At the Tory conference today William Hague was fuming about a claim made by the Prime Minister. Early in his speech at last week’s Labour conference Gordon Brown reeled off a list of Labour’s achievements:

You know because if anyone says fight[ing] doesn’t get you anywhere, that politics can’t make a difference, that all parties are the same then look what we have achieved together since 1997: the winter fuel allowance, the shortest waiting times in history, crime down by a third, the creation of Sure Start, the cancer guarantee, record results in schools, more students than ever, the Disability Discrimination Act, Devolution, Civil Partnerships, peace in Northern Ireland, the Social Chapter, half a million children out of poverty, maternity pay, paternity leave, child benefit at record levels, the Minimum Wage, the ban on cluster bombs, the cancelling of debt, the trebling of aid, the first ever Climate Change Act.

You can see the BBC video of Brown’s speech here (if you want). You can hear him claim the Disability Discrimination Act for Labour 1:38 in.

The reason Hague is peeved is that it was he himself who designed and passed this legislation in the mid-nineties as Minister of State at the DSS with responsibility for Social Security and Disabled People. The Disability Discrimination Act emerged in 1995, see here, and was amended in 2005, see here.

Does Brown think that Labour’s social achievements are so thin he has to nick some Tory ones or does he think that only Labour can make any social progress so the DDA must be a Labour achievement?

It would be easy to go through Brown’s list and deconstruct it – it does not stand much scrutiny.
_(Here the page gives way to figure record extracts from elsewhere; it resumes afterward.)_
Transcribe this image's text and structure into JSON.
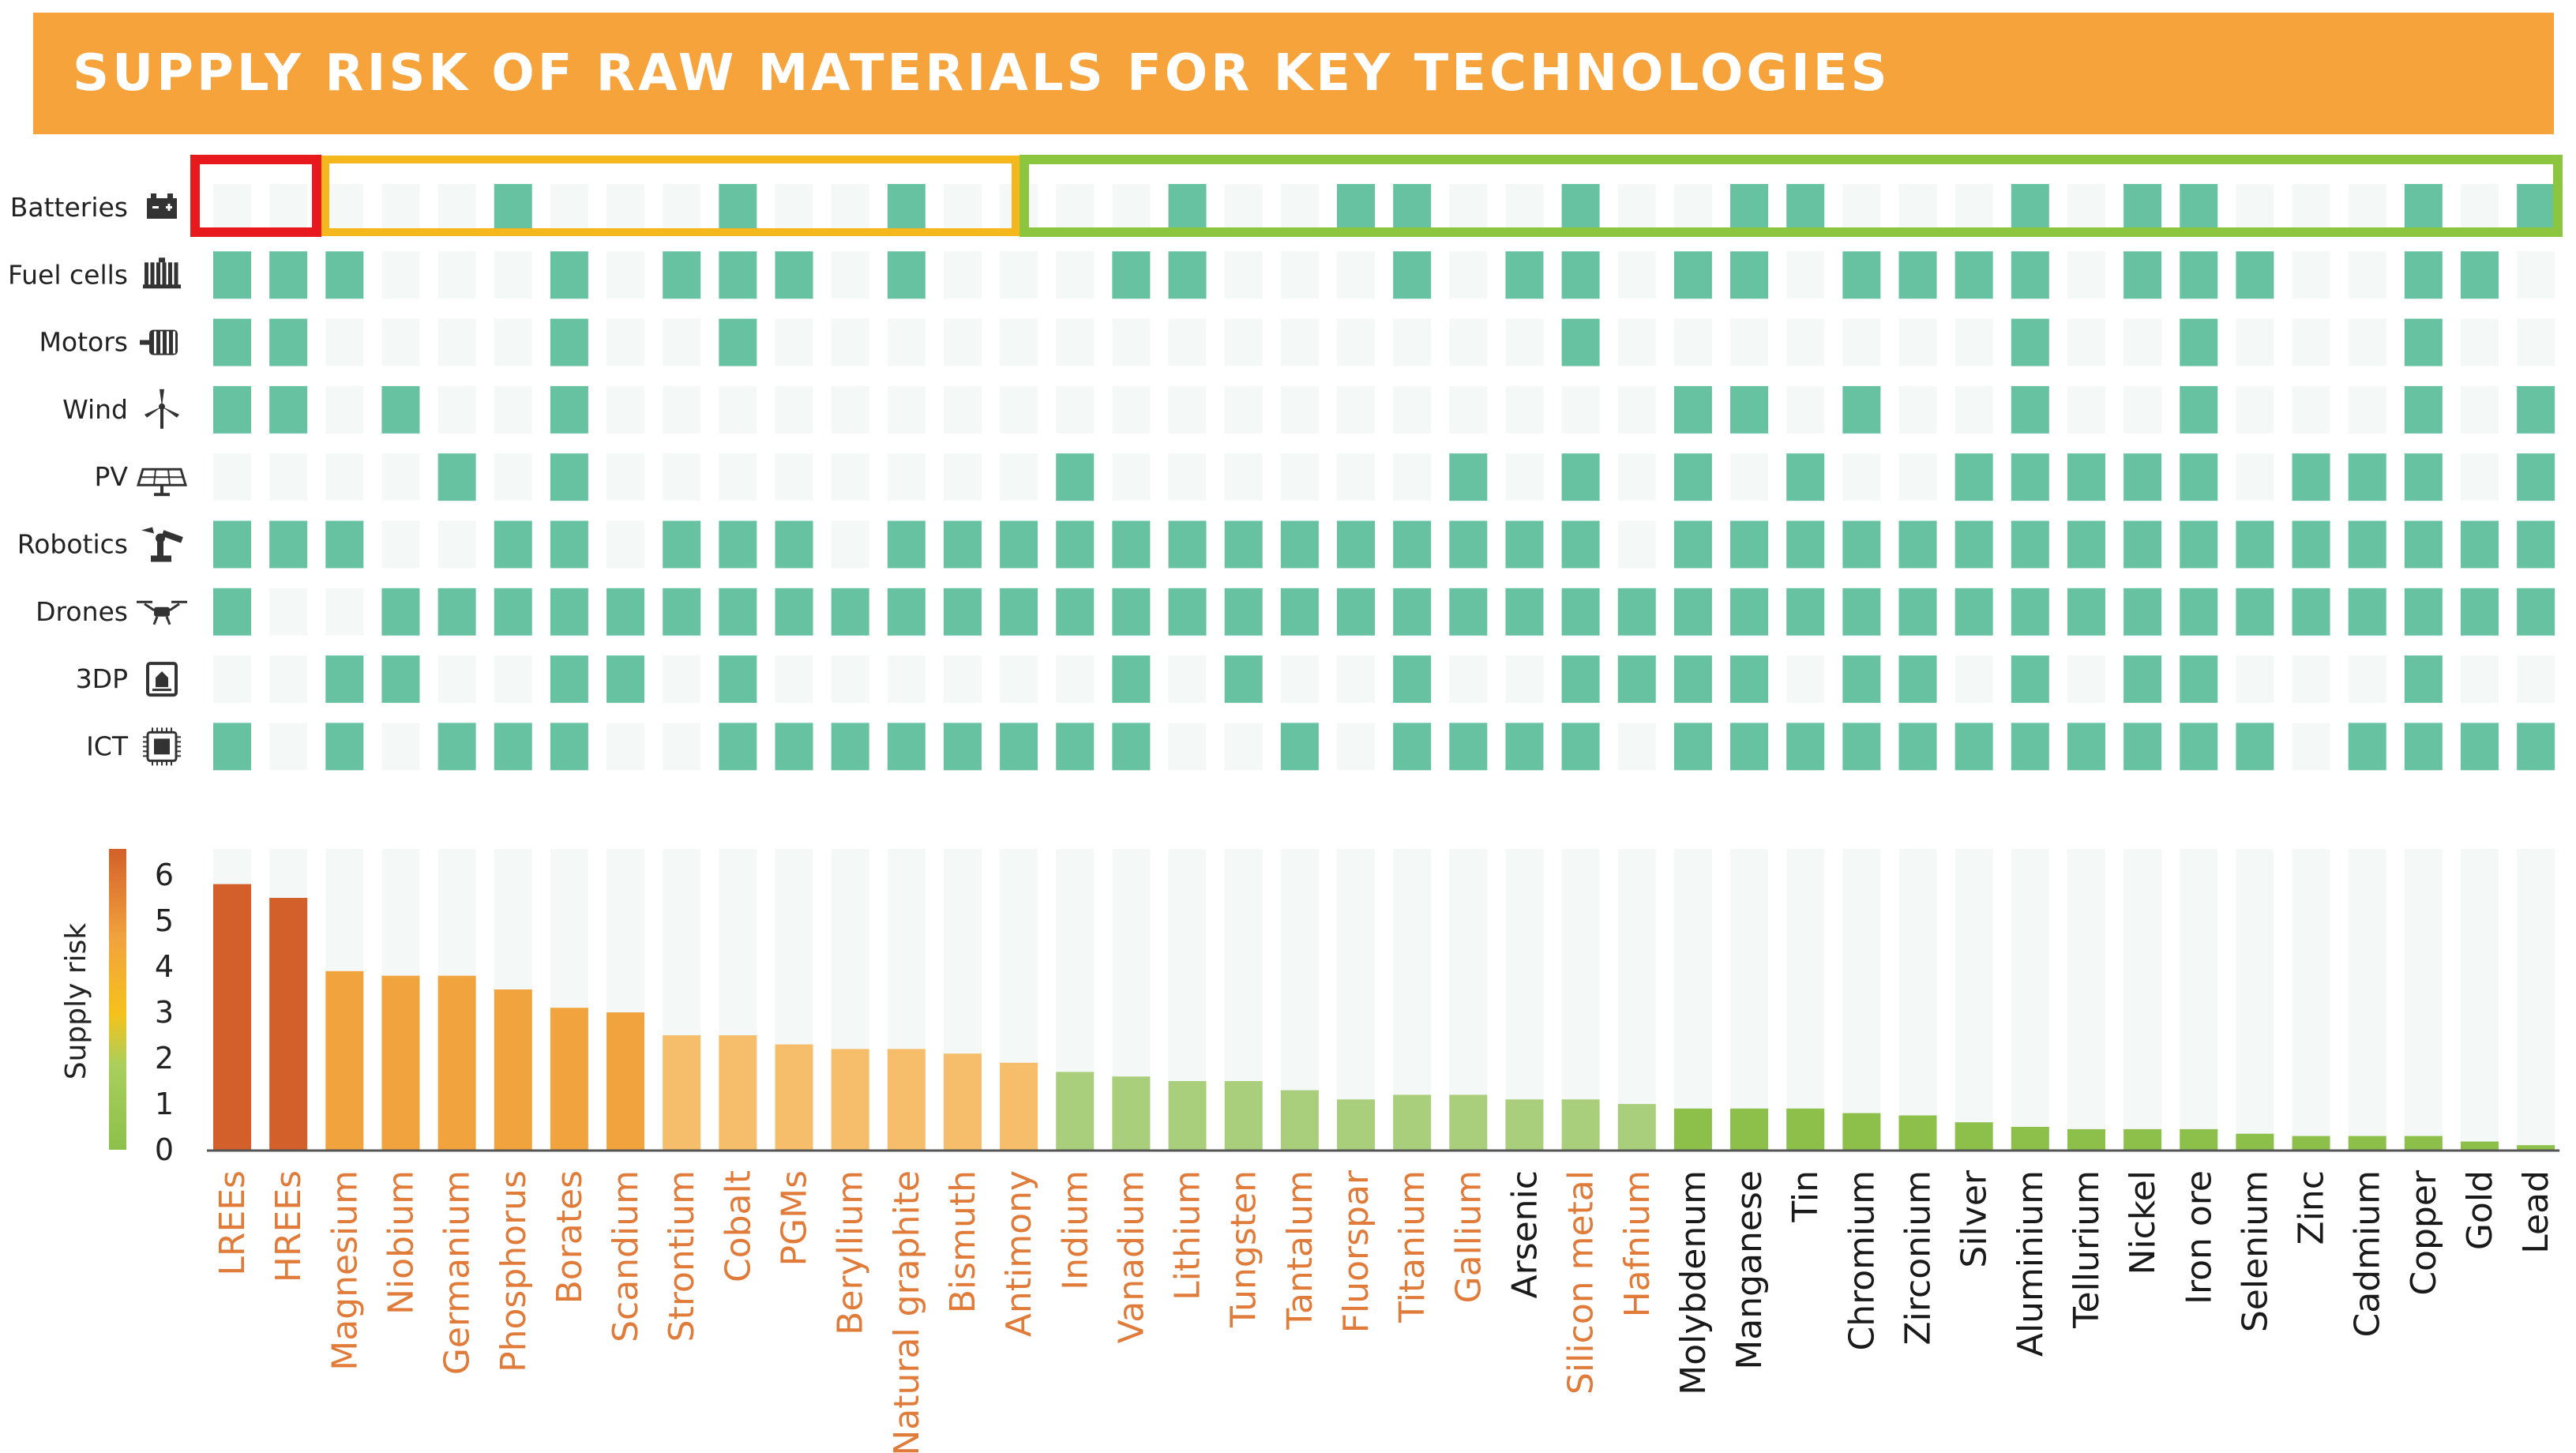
{
  "title": "SUPPLY RISK OF RAW MATERIALS FOR KEY TECHNOLOGIES",
  "colors": {
    "banner": "#f7a33c",
    "cell_on": "#66c2a0",
    "cell_off": "#f4f8f7",
    "box_red": "#e8191c",
    "box_orange": "#f5b81c",
    "box_green": "#8cc63f",
    "label_orange": "#e07b39",
    "label_dark": "#1a1a1a"
  },
  "chart_data": [
    {
      "type": "heatmap",
      "rows": [
        "Batteries",
        "Fuel cells",
        "Motors",
        "Wind",
        "PV",
        "Robotics",
        "Drones",
        "3DP",
        "ICT"
      ],
      "row_icons": [
        "battery-icon",
        "fuel-cell-icon",
        "motor-icon",
        "wind-turbine-icon",
        "solar-panel-icon",
        "robot-arm-icon",
        "drone-icon",
        "3d-printer-icon",
        "chip-icon"
      ],
      "columns": [
        "LREEs",
        "HREEs",
        "Magnesium",
        "Niobium",
        "Germanium",
        "Phosphorus",
        "Borates",
        "Scandium",
        "Strontium",
        "Cobalt",
        "PGMs",
        "Beryllium",
        "Natural graphite",
        "Bismuth",
        "Antimony",
        "Indium",
        "Vanadium",
        "Lithium",
        "Tungsten",
        "Tantalum",
        "Fluorspar",
        "Titanium",
        "Gallium",
        "Arsenic",
        "Silicon metal",
        "Hafnium",
        "Molybdenum",
        "Manganese",
        "Tin",
        "Chromium",
        "Zirconium",
        "Silver",
        "Aluminium",
        "Tellurium",
        "Nickel",
        "Iron ore",
        "Selenium",
        "Zinc",
        "Cadmium",
        "Copper",
        "Gold",
        "Lead"
      ],
      "matrix": [
        [
          0,
          0,
          0,
          0,
          0,
          1,
          0,
          0,
          0,
          1,
          0,
          0,
          1,
          0,
          0,
          0,
          0,
          1,
          0,
          0,
          1,
          1,
          0,
          0,
          1,
          0,
          0,
          1,
          1,
          0,
          0,
          0,
          1,
          0,
          1,
          1,
          0,
          0,
          0,
          1,
          0,
          1
        ],
        [
          1,
          1,
          1,
          0,
          0,
          0,
          1,
          0,
          1,
          1,
          1,
          0,
          1,
          0,
          0,
          0,
          1,
          1,
          0,
          0,
          0,
          1,
          0,
          1,
          1,
          0,
          1,
          1,
          0,
          1,
          1,
          1,
          1,
          0,
          1,
          1,
          1,
          0,
          0,
          1,
          1,
          0
        ],
        [
          1,
          1,
          0,
          0,
          0,
          0,
          1,
          0,
          0,
          1,
          0,
          0,
          0,
          0,
          0,
          0,
          0,
          0,
          0,
          0,
          0,
          0,
          0,
          0,
          1,
          0,
          0,
          0,
          0,
          0,
          0,
          0,
          1,
          0,
          0,
          1,
          0,
          0,
          0,
          1,
          0,
          0
        ],
        [
          1,
          1,
          0,
          1,
          0,
          0,
          1,
          0,
          0,
          0,
          0,
          0,
          0,
          0,
          0,
          0,
          0,
          0,
          0,
          0,
          0,
          0,
          0,
          0,
          0,
          0,
          1,
          1,
          0,
          1,
          0,
          0,
          1,
          0,
          0,
          1,
          0,
          0,
          0,
          1,
          0,
          1
        ],
        [
          0,
          0,
          0,
          0,
          1,
          0,
          1,
          0,
          0,
          0,
          0,
          0,
          0,
          0,
          0,
          1,
          0,
          0,
          0,
          0,
          0,
          0,
          1,
          0,
          1,
          0,
          1,
          0,
          1,
          0,
          0,
          1,
          1,
          1,
          1,
          1,
          0,
          1,
          1,
          1,
          0,
          1
        ],
        [
          1,
          1,
          1,
          0,
          0,
          1,
          1,
          0,
          1,
          1,
          1,
          0,
          1,
          1,
          1,
          1,
          1,
          1,
          1,
          1,
          1,
          1,
          1,
          1,
          1,
          0,
          1,
          1,
          1,
          1,
          1,
          1,
          1,
          1,
          1,
          1,
          1,
          1,
          1,
          1,
          1,
          1
        ],
        [
          1,
          0,
          0,
          1,
          1,
          1,
          1,
          1,
          1,
          1,
          1,
          1,
          1,
          1,
          1,
          1,
          1,
          1,
          1,
          1,
          1,
          1,
          1,
          1,
          1,
          1,
          1,
          1,
          1,
          1,
          1,
          1,
          1,
          1,
          1,
          1,
          1,
          1,
          1,
          1,
          1,
          1
        ],
        [
          0,
          0,
          1,
          1,
          0,
          0,
          1,
          1,
          0,
          1,
          0,
          0,
          0,
          0,
          0,
          0,
          1,
          0,
          1,
          0,
          0,
          1,
          0,
          0,
          1,
          1,
          1,
          1,
          0,
          1,
          1,
          0,
          1,
          0,
          1,
          1,
          0,
          0,
          0,
          1,
          0,
          0
        ],
        [
          1,
          0,
          1,
          0,
          1,
          1,
          1,
          0,
          0,
          1,
          1,
          1,
          1,
          1,
          1,
          1,
          1,
          0,
          0,
          1,
          0,
          1,
          1,
          1,
          1,
          0,
          1,
          1,
          1,
          1,
          1,
          1,
          1,
          1,
          1,
          1,
          1,
          0,
          1,
          1,
          1,
          1
        ]
      ]
    },
    {
      "type": "bar",
      "ylabel": "Supply risk",
      "ylim": [
        0,
        6
      ],
      "yticks": [
        0,
        1,
        2,
        3,
        4,
        5,
        6
      ],
      "grid": false,
      "categories": [
        "LREEs",
        "HREEs",
        "Magnesium",
        "Niobium",
        "Germanium",
        "Phosphorus",
        "Borates",
        "Scandium",
        "Strontium",
        "Cobalt",
        "PGMs",
        "Beryllium",
        "Natural graphite",
        "Bismuth",
        "Antimony",
        "Indium",
        "Vanadium",
        "Lithium",
        "Tungsten",
        "Tantalum",
        "Fluorspar",
        "Titanium",
        "Gallium",
        "Arsenic",
        "Silicon metal",
        "Hafnium",
        "Molybdenum",
        "Manganese",
        "Tin",
        "Chromium",
        "Zirconium",
        "Silver",
        "Aluminium",
        "Tellurium",
        "Nickel",
        "Iron ore",
        "Selenium",
        "Zinc",
        "Cadmium",
        "Copper",
        "Gold",
        "Lead"
      ],
      "values": [
        5.8,
        5.5,
        3.9,
        3.8,
        3.8,
        3.5,
        3.1,
        3.0,
        2.5,
        2.5,
        2.3,
        2.2,
        2.2,
        2.1,
        1.9,
        1.7,
        1.6,
        1.5,
        1.5,
        1.3,
        1.1,
        1.2,
        1.2,
        1.1,
        1.1,
        1.0,
        0.9,
        0.9,
        0.9,
        0.8,
        0.75,
        0.6,
        0.5,
        0.45,
        0.45,
        0.45,
        0.35,
        0.3,
        0.3,
        0.3,
        0.18,
        0.1
      ],
      "bar_colors": [
        "#d3602a",
        "#d3602a",
        "#f1a33d",
        "#f1a33d",
        "#f1a33d",
        "#f1a33d",
        "#f1a33d",
        "#f1a33d",
        "#f6be6a",
        "#f6be6a",
        "#f6be6a",
        "#f6be6a",
        "#f6be6a",
        "#f6be6a",
        "#f6be6a",
        "#a9cf7c",
        "#a9cf7c",
        "#a9cf7c",
        "#a9cf7c",
        "#a9cf7c",
        "#a9cf7c",
        "#a9cf7c",
        "#a9cf7c",
        "#a9cf7c",
        "#a9cf7c",
        "#a9cf7c",
        "#8cc04b",
        "#8cc04b",
        "#8cc04b",
        "#8cc04b",
        "#8cc04b",
        "#8cc04b",
        "#8cc04b",
        "#8cc04b",
        "#8cc04b",
        "#8cc04b",
        "#8cc04b",
        "#8cc04b",
        "#8cc04b",
        "#8cc04b",
        "#8cc04b",
        "#8cc04b"
      ],
      "label_colors": [
        "orange",
        "orange",
        "orange",
        "orange",
        "orange",
        "orange",
        "orange",
        "orange",
        "orange",
        "orange",
        "orange",
        "orange",
        "orange",
        "orange",
        "orange",
        "orange",
        "orange",
        "orange",
        "orange",
        "orange",
        "orange",
        "orange",
        "orange",
        "dark",
        "orange",
        "orange",
        "dark",
        "dark",
        "dark",
        "dark",
        "dark",
        "dark",
        "dark",
        "dark",
        "dark",
        "dark",
        "dark",
        "dark",
        "dark",
        "dark",
        "dark",
        "dark"
      ]
    }
  ]
}
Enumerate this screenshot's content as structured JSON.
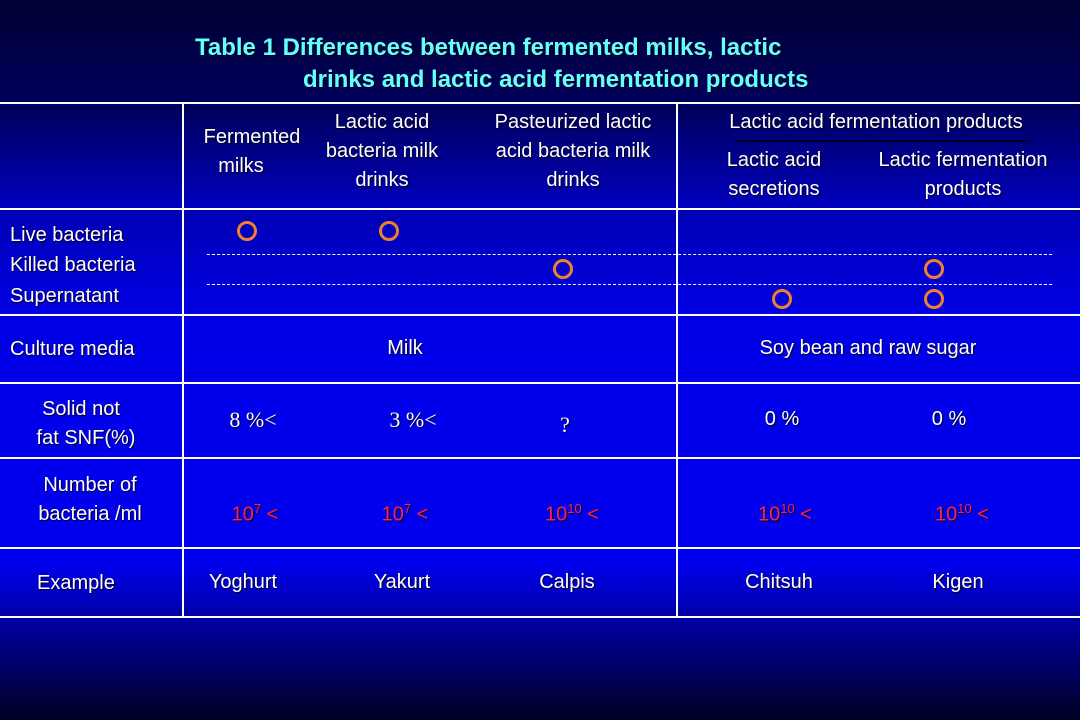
{
  "title": {
    "line1": "Table 1   Differences between fermented milks, lactic",
    "line2": "drinks and lactic acid fermentation products"
  },
  "header": {
    "col1": [
      "Fermented",
      "milks"
    ],
    "col2": [
      "Lactic acid",
      "bacteria milk",
      "drinks"
    ],
    "col3": [
      "Pasteurized lactic",
      "acid bacteria milk",
      "drinks"
    ],
    "group": "Lactic acid fermentation products",
    "col4": [
      "Lactic acid",
      "secretions"
    ],
    "col5": [
      "Lactic fermentation",
      "products"
    ]
  },
  "rows": {
    "bacteria_labels": [
      "Live bacteria",
      "Killed bacteria",
      "Supernatant"
    ],
    "bacteria_marks": {
      "symbol": "ring",
      "color": "#f08030",
      "live": [
        true,
        true,
        false,
        false,
        false
      ],
      "killed": [
        false,
        false,
        true,
        false,
        true
      ],
      "supernatant": [
        false,
        false,
        false,
        true,
        true
      ]
    },
    "culture_media": {
      "label": "Culture media",
      "milk": "Milk",
      "soy": "Soy bean and raw sugar"
    },
    "snf": {
      "label": [
        "Solid not",
        "fat SNF(%)"
      ],
      "values": [
        "8 %<",
        "3 %<",
        "?",
        "0 %",
        "0 %"
      ]
    },
    "bacteria_count": {
      "label": [
        "Number of",
        "bacteria /ml"
      ],
      "values": [
        {
          "base": "10",
          "exp": "7",
          "suffix": "<"
        },
        {
          "base": "10",
          "exp": "7",
          "suffix": "<"
        },
        {
          "base": "10",
          "exp": "10",
          "suffix": "<"
        },
        {
          "base": "10",
          "exp": "10",
          "suffix": "<"
        },
        {
          "base": "10",
          "exp": "10",
          "suffix": "<"
        }
      ],
      "color": "#ff2050"
    },
    "example": {
      "label": "Example",
      "values": [
        "Yoghurt",
        "Yakurt",
        "Calpis",
        "Chitsuh",
        "Kigen"
      ]
    }
  },
  "colors": {
    "title": "#66ffff",
    "background": "#0000e6",
    "rule": "#ffffff"
  }
}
By way of example let’s look at Brown’s claim for peace in Northern Ireland, a process started by Margaret Thatcher, in spite of the Grand Hotel bombing, and carried forward by John Major. Tony Blair played a valued part in closing the deal on 10th April 1998 when the Belfast Agreement was signed. But to sustain his claim Brown has to explain how Blair got an agreement from a standing start in 11 months from an election. He didn’t and Gordon Brown is simply not telling the truth. Again.